Pigeonhole Problem with Subsets

Question

Let $S$ be an arbitrary subset of $\{1, 2, ..., 99\}$ with $|S|=10$. Prove that there are two different subsets $A$ and $B$ (don't have to be disjoint) of $S$ so that $$\text{the sum of all the elements in $A$} = \text{the sum of all the elements in $B$}$$

Ex. $S=\{1, 2, 3, 4, 5, 6, 7, 8, 9, 10\}$, the sets $A = \{1, 2, 3, 4\}$ and $B = \{1,9\}$ satisfy the condition since $1 + 2 + 3 + 4 = 10 = 1 + 9$.
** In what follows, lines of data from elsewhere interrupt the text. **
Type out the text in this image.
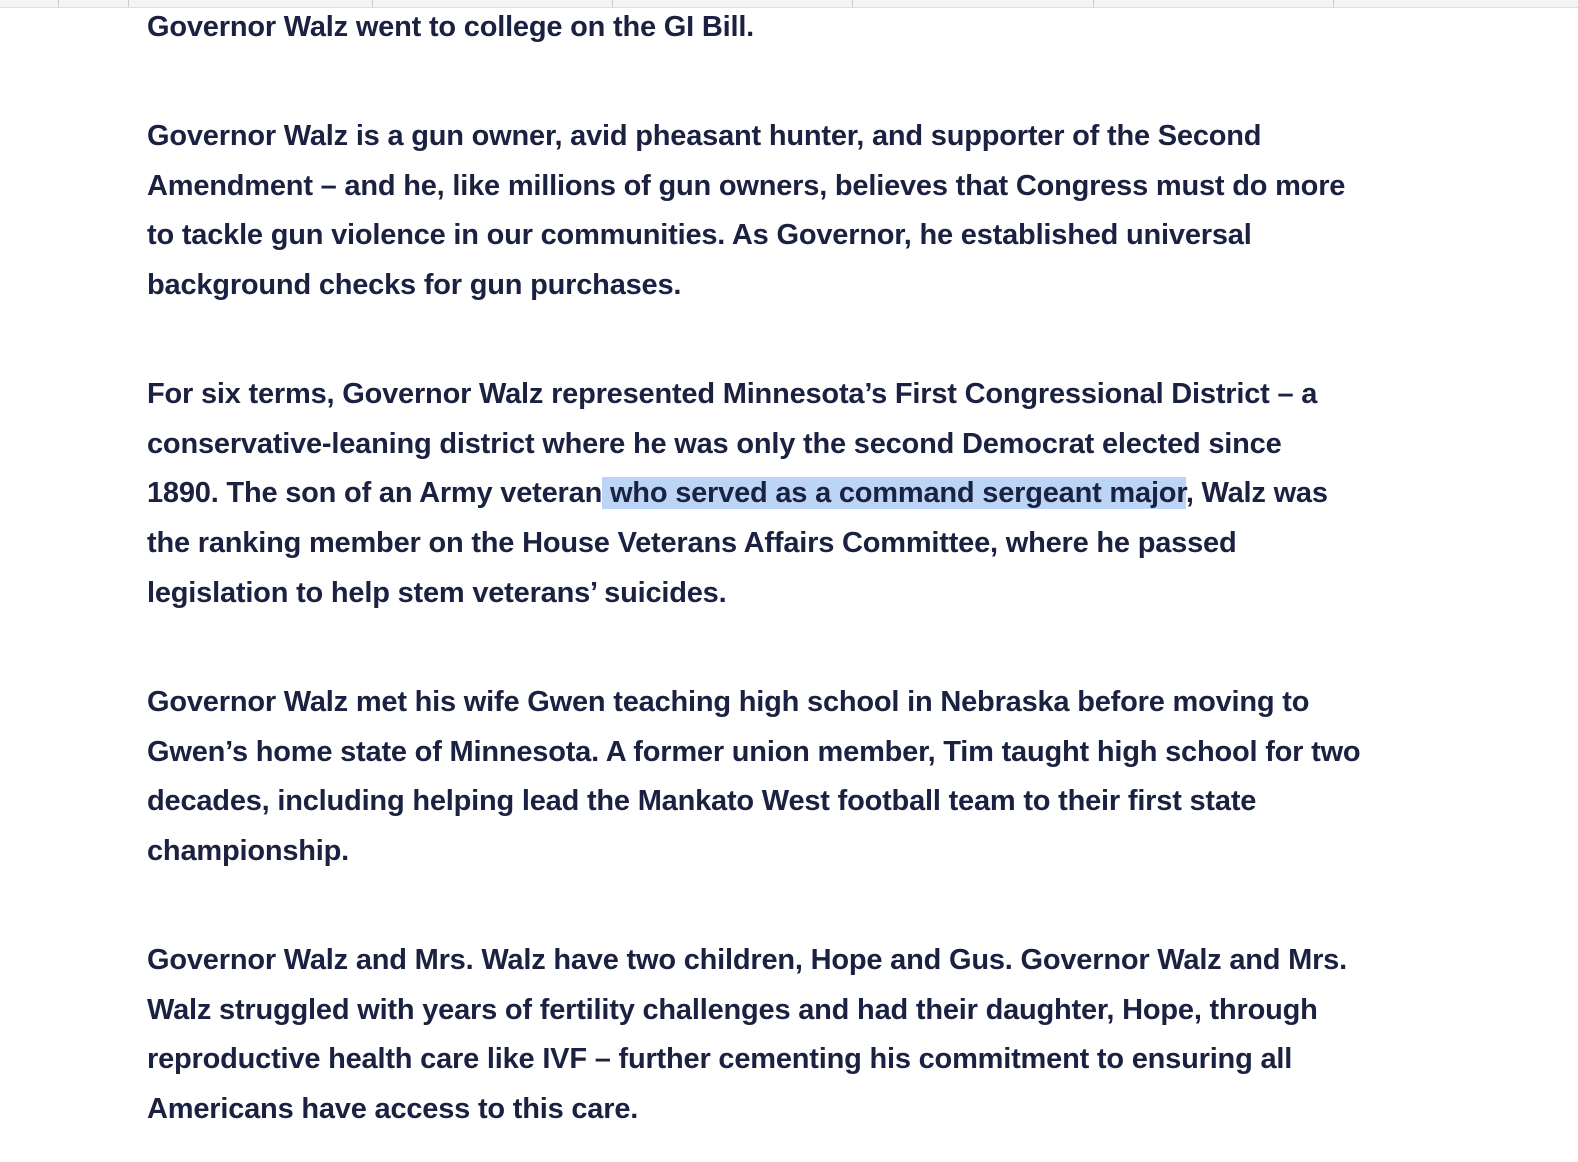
Governor Walz went to college on the GI Bill.

Governor Walz is a gun owner, avid pheasant hunter, and supporter of the Second
Amendment – and he, like millions of gun owners, believes that Congress must do more
to tackle gun violence in our communities. As Governor, he established universal
background checks for gun purchases.

For six terms, Governor Walz represented Minnesota’s First Congressional District – a
conservative-leaning district where he was only the second Democrat elected since
1890. The son of an Army veteran who served as a command sergeant major, Walz was
the ranking member on the House Veterans Affairs Committee, where he passed
legislation to help stem veterans’ suicides.

Governor Walz met his wife Gwen teaching high school in Nebraska before moving to
Gwen’s home state of Minnesota. A former union member, Tim taught high school for two
decades, including helping lead the Mankato West football team to their first state
championship.

Governor Walz and Mrs. Walz have two children, Hope and Gus. Governor Walz and Mrs.
Walz struggled with years of fertility challenges and had their daughter, Hope, through
reproductive health care like IVF – further cementing his commitment to ensuring all
Americans have access to this care.
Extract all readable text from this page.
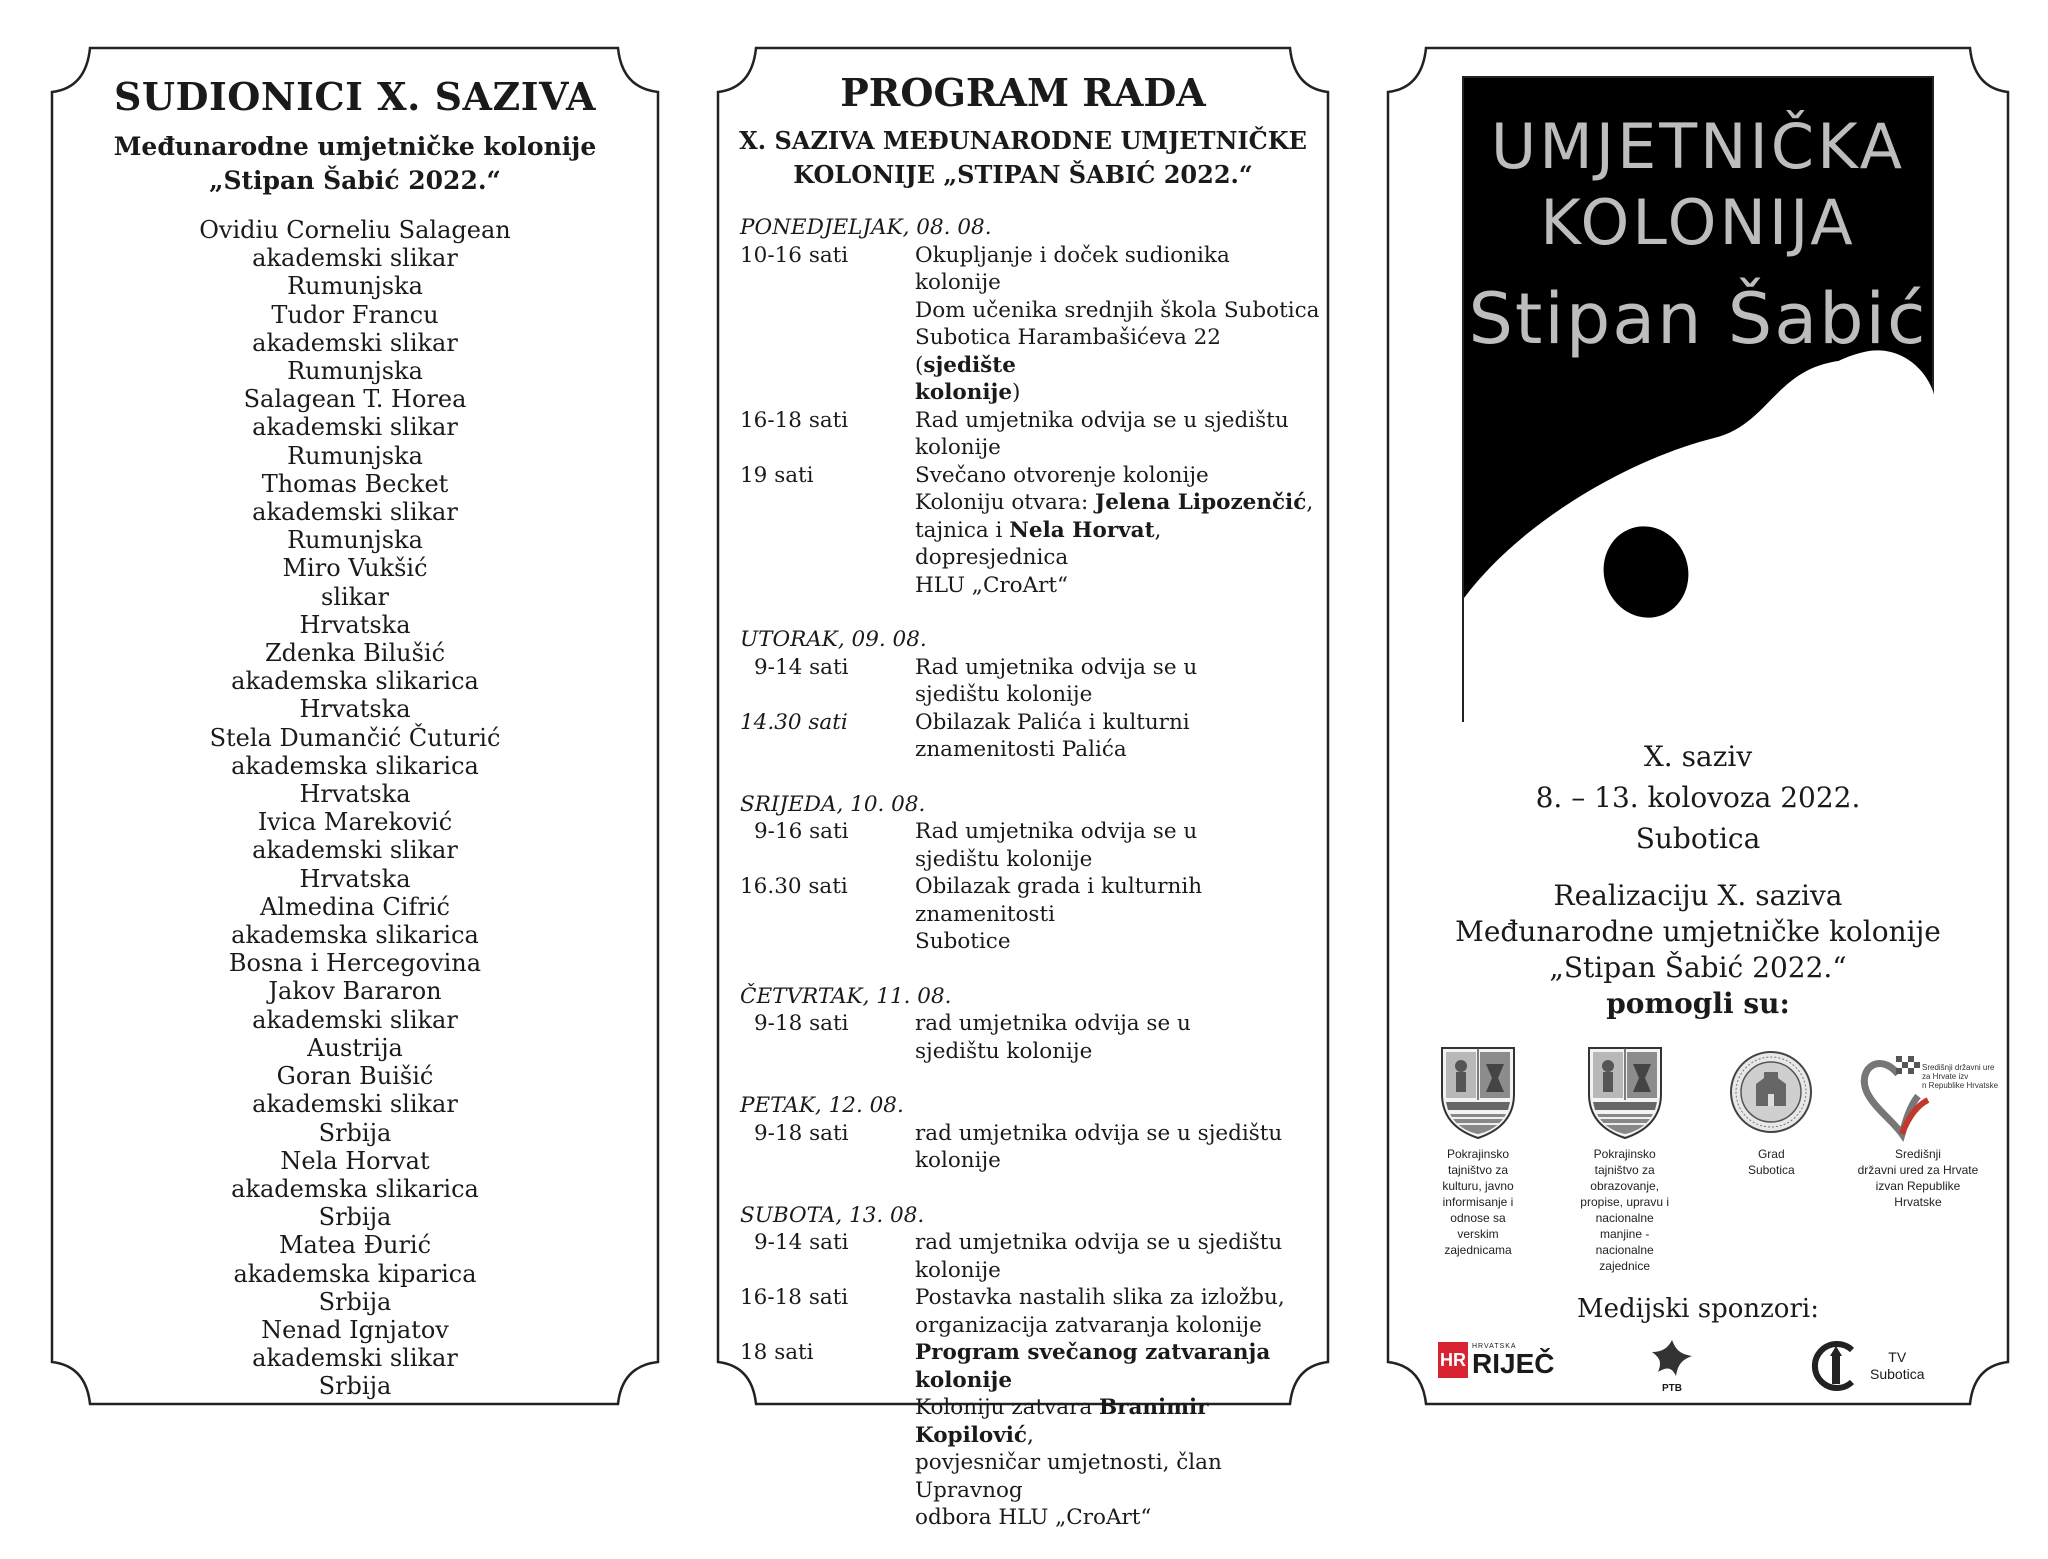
SUDIONICI X. SAZIVA
Međunarodne umjetničke kolonije
„Stipan Šabić 2022.“
Ovidiu Corneliu Salagean
akademski slikar
Rumunjska
Tudor Francu
akademski slikar
Rumunjska
Salagean T. Horea
akademski slikar
Rumunjska
Thomas Becket
akademski slikar
Rumunjska
Miro Vukšić
slikar
Hrvatska
Zdenka Bilušić
akademska slikarica
Hrvatska
Stela Dumančić Čuturić
akademska slikarica
Hrvatska
Ivica Mareković
akademski slikar
Hrvatska
Almedina Cifrić
akademska slikarica
Bosna i Hercegovina
Jakov Bararon
akademski slikar
Austrija
Goran Buišić
akademski slikar
Srbija
Nela Horvat
akademska slikarica
Srbija
Matea Đurić
akademska kiparica
Srbija
Nenad Ignjatov
akademski slikar
Srbija
PROGRAM RADA
X. SAZIVA MEĐUNARODNE UMJETNIČKE
KOLONIJE „STIPAN ŠABIĆ 2022.“
PONEDJELJAK, 08. 08.
10-16 sati	Okupljanje i doček sudionika kolonije
Dom učenika srednjih škola Subotica
Subotica Harambašićeva 22 (sjedište
kolonije)
16-18 sati	Rad umjetnika odvija se u sjedištu
kolonije
19 sati	Svečano otvorenje kolonije
Koloniju otvara: Jelena Lipozenčić,
tajnica i Nela Horvat, dopresjednica
HLU „CroArt“
UTORAK, 09. 08.
9-14 sati	Rad umjetnika odvija se u
sjedištu kolonije
14.30 sati	Obilazak Palića i kulturni
znamenitosti Palića
SRIJEDA, 10. 08.
9-16 sati	Rad umjetnika odvija se u
sjedištu kolonije
16.30 sati	Obilazak grada i kulturnih znamenitosti
Subotice
ČETVRTAK, 11. 08.
9-18 sati	rad umjetnika odvija se u
sjedištu kolonije
PETAK, 12. 08.
9-18 sati	rad umjetnika odvija se u sjedištu
kolonije
SUBOTA, 13. 08.
9-14 sati	rad umjetnika odvija se u sjedištu
kolonije
16-18 sati	Postavka nastalih slika za izložbu,
organizacija zatvaranja kolonije
18 sati	Program svečanog zatvaranja
kolonije
Koloniju zatvara Branimir Kopilović,
povjesničar umjetnosti, član Upravnog
odbora HLU „CroArt“
UMJETNIČKA
KOLONIJA
Stipan Šabić
X. saziv
8. – 13. kolovoza 2022.
Subotica
Realizaciju X. saziva
Međunarodne umjetničke kolonije
„Stipan Šabić 2022.“
pomogli su:
Pokrajinsko
tajništvo za
kulturu, javno
informisanje i
odnose sa
verskim
zajednicama
Pokrajinsko
tajništvo za
obrazovanje,
propise, upravu i
nacionalne
manjine -
nacionalne
zajednice
Grad
Subotica
Središnji državni ure za Hrvate izv n Republike Hrvatske
Središnji
državni ured za Hrvate
izvan Republike
Hrvatske
Medijski sponzori:
HR
HRVATSKA
RIJEČ
PTB
TV
Subotica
Edit: I know that the total subsets would be $2^{10} = 1024$. I originally thought that the largest sum value is $945$, but that wouldn't make sense because that implies that both A and B are the same set, which they can't be, so I don't know what number to compare it to.

Answer 1

However we choose our set the largest the sum of all of the numbers in the set can be is 945.

There are $2^{10} = 1024$ subsets of our set.

There are $1024$ pigeons and $945$ pigeon-holes. One pigeon-hole must contain more than one pigeon.

Answer 2

Let $S$ be a subset of $\{1, \ldots, 100\}$ of size $10$. There are $1023$ non-empty subsets of $S$. Thus there are two distinct subsets $A$ and $B$ of $S$ whose sum of elements leave the same remainder when divided by $1000$. Since neither of these numbers exceed $1000$, we see that these two numbers must be equal and we are done.